PHOTO

PRORA Project

PHélène Sirven
@12 Jan 2008

Panorama photographique d’un immense et sinistre bâtiment de cinq étages, long de trois kilomètres, construit par les nazis. Loin des toiles circulaires des anciens panoramas, un champ visuel étiré sur des paysages sobres et désenchantés.

« PRORA Project » est composé de dix-neuf photographies (en exemplaires uniques) de six chambres avec deux fenêtres, et de treize avec une seule fenêtre. Cette série, effectuée en 2002, prolonge en quelque sorte les paysages de l’exposition précédente à la galerie, où des grandes images étaient mises en relation avec les sculptures d’Asger Jorn.

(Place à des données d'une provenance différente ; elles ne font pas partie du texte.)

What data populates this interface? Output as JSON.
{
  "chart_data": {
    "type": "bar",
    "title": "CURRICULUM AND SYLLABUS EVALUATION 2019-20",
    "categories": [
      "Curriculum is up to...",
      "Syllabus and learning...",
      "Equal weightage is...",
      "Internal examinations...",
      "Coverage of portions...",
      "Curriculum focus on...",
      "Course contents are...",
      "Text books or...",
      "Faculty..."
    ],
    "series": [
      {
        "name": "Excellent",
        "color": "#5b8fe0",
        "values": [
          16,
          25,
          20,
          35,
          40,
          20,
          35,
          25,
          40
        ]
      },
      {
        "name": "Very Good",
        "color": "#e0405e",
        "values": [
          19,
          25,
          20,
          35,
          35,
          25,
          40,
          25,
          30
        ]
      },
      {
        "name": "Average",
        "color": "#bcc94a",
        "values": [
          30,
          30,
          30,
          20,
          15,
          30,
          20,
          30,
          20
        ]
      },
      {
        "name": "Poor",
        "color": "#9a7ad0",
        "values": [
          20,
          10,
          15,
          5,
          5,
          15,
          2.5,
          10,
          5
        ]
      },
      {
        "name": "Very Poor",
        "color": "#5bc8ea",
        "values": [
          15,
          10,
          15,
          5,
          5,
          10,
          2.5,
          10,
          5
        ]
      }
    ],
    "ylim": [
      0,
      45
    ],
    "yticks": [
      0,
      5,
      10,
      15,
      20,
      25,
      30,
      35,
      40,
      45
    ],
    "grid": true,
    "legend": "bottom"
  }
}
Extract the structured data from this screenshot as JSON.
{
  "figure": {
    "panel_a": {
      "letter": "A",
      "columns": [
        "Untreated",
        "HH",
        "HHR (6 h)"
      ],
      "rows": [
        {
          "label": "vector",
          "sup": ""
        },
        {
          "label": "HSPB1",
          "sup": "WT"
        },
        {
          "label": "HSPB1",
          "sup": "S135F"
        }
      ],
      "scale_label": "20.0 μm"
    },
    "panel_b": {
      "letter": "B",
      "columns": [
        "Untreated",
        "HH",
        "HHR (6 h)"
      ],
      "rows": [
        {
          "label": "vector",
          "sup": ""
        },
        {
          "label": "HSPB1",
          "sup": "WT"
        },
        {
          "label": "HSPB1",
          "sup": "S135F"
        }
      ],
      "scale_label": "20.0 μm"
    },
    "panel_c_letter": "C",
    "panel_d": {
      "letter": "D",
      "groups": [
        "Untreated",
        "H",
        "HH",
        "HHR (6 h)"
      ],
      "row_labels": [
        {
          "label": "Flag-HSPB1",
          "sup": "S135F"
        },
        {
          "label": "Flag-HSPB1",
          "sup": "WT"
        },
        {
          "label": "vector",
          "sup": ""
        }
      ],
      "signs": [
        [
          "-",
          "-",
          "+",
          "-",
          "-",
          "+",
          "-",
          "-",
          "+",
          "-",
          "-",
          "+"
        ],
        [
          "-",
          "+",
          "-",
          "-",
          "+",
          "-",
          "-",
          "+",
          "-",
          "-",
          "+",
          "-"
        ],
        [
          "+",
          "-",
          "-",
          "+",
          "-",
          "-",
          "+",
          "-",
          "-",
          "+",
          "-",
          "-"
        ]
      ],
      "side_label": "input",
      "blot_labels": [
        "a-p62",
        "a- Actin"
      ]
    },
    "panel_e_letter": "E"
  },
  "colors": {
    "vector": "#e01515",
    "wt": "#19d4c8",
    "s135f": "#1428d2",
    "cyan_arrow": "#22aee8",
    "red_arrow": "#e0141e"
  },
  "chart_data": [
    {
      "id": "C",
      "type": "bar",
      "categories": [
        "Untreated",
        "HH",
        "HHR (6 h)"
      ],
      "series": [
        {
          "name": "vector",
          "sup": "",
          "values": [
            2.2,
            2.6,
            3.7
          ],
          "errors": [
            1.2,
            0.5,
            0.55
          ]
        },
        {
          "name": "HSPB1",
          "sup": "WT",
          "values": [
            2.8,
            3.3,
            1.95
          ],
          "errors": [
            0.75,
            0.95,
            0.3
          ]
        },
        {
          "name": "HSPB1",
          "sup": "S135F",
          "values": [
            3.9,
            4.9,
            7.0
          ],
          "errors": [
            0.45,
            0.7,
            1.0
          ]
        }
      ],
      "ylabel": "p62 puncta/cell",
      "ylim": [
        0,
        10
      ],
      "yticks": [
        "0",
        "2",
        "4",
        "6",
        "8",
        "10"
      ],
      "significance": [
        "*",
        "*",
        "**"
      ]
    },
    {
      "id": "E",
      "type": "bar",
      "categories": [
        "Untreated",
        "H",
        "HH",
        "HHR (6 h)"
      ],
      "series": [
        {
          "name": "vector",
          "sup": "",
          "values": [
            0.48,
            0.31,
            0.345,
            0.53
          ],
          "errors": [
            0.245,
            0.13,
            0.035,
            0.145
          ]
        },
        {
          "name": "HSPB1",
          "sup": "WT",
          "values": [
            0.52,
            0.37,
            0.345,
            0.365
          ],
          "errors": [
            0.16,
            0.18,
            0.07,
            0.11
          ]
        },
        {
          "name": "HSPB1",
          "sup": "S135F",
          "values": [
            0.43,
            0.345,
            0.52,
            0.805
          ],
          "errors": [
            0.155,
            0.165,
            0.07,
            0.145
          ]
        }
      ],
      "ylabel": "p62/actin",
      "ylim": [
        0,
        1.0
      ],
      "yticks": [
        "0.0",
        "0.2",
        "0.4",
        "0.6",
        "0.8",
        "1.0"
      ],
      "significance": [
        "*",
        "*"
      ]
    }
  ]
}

Le lieu des prises de vue est singulier : il s’agit d’un immense bâtiment de cinq étages (quatre kilomètres et demi étaient prévus, on en construisit trois), situé sur l’île de Rügen, au nord de l’Allemagne. Il fut créé en 1936 par le régime nazi pour plus de vingt mille vacanciers. La Seconde Guerre mondiale interrompit la réalisation de l’édifice; par la suite, il fut occupé par l’armée est-allemande.
La monotonie effrayante de ce lieu est donc l’objet du panorama photographique que Gabor Ösz invente grâce à la camera obscura. L’artiste utilise les couloirs pour installer et déplacer la chambre photographique, bâtie aux dimensions de cette longue, très longue ligne de circulation, rythmée par les chambres d’habitation.

La vidéo projetée au sous-sol de la galerie permet de voir comment Ôsz travaille, dans la solitude de ce lieu, dans la chaleur de l’été. Il joue de superpositions pour fabriquer une image troublante issue donc de plusieurs pièces vides, éclairées par une ou deux fenêtres. Les ouvertures sommaires marquées par les verticales des ouvrants découvrent un horizon maritime tremblant, incertain, une évocation « liquide » d’un extérieur inaccessible et pourtant proche. Car nous sommes à distance de ces espaces légèrement flottants, mais nous sommes aussi conduits à regarder, placés au seuil d’un songe inquiétant, très calme.
La boîte perspectiviste est mise en abyme par sa fascination même, dans un processus qui pourrait sembler répétitif. Il devient juste obsessionnellement récurrent, tandis que les petites variations du lieu revisité par le geste de l’artiste le transforment et interrogent notre rapport à l’histoire, à la mémoire, au silence.

L’architecture de ce monument sinistre et ensoleillé structure la poétique faussement douce de cet étrange déroulement fragmenté. Loin des toiles circulaires des anciens panoramas du XIXe siècle qui englobaient les spectateurs, ces paysages sobres de Gabor Ösz étirent librement le champ visuel désenchanté du cadre de nos comportements.

Gabor Ösz :
— PRORA Project, 20 Rooms (26.09.2002), 2002. Camera obscura, papier ciba chrome. 150,90 x 126,50 cm.
— PRORA Project, 19 Rooms (21.06.2002), 2002. Camera obscura, papier ciba chrome. 136,50 x 126,50 cm.
— PRORA Project, 18 Rooms (24.08.2002), 2002. Camera obscura, papier ciba chrome. 188,10 x 246,70 cm.
— PRORA Project, 20 Rooms (27.09.2002), 2002. Camera obscura, papier ciba chrome. 126,50 x 155,80 cm.
— PRORA Project, 20 Rooms (27.09.2002), 2002. Camera obscura, papier ciba chrome. 126,50 x 144,70 cm.
— PRORA Project, 18 Rooms (7.07.2002), 2002. Camera obscura, papier ciba chrome. 141,80 x 240,70 cm.